In Jeff Toobin’s book “The Nine,” Toobin spends a few pages talking about the Terri Schiavo case, and the alleged threat to judicial independence posed by the Congressional law mandating a federal review of the case. (As an aside, I’ll remind you of my analysis defending the law as appropriate, and stating that the courts got it wrong.) Toobin spends pages discussing O’Connor’s reaction to the alleged assault on judicial independence, and closes the section with this disturbing anecdote that brings home just how real the threat truly was:
The threats were not an abstract issue for O’Connor. In this very month, April 2005 . . . each of the justices was sent homemade cookies containing lethal doses of rat poison. The packages were intercepted before they reached the justices’ chambers; the woman who sent them, Barbara Joan March, of Bridgeport, Connecticut, also sent poison to several executive branch officials. (The next year, March was sentenced to fifteen years in prison.) At the time of the Cornyn and DeLay remarks, the episode left O’Connor feeling that the judiciary was under siege.
Very dramatic.
Except that, as Columbo used to say, there’s just one more thing. (Or in this case, two.)
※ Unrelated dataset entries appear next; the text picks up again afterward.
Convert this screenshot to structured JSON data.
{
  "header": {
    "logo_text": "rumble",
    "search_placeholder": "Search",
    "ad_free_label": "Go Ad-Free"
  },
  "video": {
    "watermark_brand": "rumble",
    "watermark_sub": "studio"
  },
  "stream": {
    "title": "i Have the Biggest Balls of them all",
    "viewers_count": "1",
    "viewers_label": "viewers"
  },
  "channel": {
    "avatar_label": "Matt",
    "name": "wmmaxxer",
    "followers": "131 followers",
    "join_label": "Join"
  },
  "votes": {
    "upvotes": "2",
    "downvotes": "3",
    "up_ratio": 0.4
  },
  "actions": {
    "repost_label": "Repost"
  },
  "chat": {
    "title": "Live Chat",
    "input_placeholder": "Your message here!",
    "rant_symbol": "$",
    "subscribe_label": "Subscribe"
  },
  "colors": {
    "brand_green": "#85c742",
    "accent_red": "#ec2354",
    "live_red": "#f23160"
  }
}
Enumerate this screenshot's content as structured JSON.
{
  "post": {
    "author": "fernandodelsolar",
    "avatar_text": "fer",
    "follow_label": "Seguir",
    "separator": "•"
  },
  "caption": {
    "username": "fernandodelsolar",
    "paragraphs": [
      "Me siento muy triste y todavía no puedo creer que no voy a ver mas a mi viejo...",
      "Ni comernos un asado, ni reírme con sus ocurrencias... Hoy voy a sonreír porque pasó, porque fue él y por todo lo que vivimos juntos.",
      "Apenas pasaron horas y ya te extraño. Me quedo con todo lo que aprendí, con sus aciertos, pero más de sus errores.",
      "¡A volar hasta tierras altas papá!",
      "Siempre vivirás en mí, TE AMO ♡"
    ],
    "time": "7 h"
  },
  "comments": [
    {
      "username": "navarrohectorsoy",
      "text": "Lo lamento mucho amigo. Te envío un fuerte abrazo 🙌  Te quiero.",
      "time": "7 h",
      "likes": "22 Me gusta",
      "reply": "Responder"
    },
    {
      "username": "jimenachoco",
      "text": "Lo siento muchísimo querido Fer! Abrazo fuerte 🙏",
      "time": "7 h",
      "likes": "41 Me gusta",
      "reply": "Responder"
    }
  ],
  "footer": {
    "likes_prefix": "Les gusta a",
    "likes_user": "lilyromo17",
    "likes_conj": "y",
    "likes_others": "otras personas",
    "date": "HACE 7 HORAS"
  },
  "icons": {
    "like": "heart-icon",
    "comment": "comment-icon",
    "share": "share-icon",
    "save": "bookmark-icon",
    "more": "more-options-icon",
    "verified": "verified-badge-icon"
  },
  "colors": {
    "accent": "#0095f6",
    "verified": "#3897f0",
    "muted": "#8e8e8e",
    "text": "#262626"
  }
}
First of all, the executive branch officials who also received packages included “FBI Director Robert Mueller; his deputy; the chief of naval operations; the Air Force chief of staff and the chief of staff of the Army.” In other words, people who had nothing to do with the judiciary. So this was part of an assault on judicial independence . . . how?
Also, from the same link, we learn this:
The letters did not seem to pose much of a real danger since the threatening note told the recipients the food was poisoned. In court papers submitted with the plea agreement, prosecutors said each of the envelopes contained a one-page typewritten letter stating either “I am” or “We are” followed by “going to kill you. This is poisoned.”
I don’t condone sending poisoned food through the mail, with or without warning notes. But the warning notes meant that, as a practical matter, these cookies never posed any real threat to any of the justices.
This fact — that each package contained an explicit warning that the cookies were poisoned — takes a lot of the drama out of the incident. But it’s the truth.
Toobin doesn’t mention it.
The narrative trumps the truth. Toobin has internalized this lesson so well, he could get a job writing for the L.A. Times!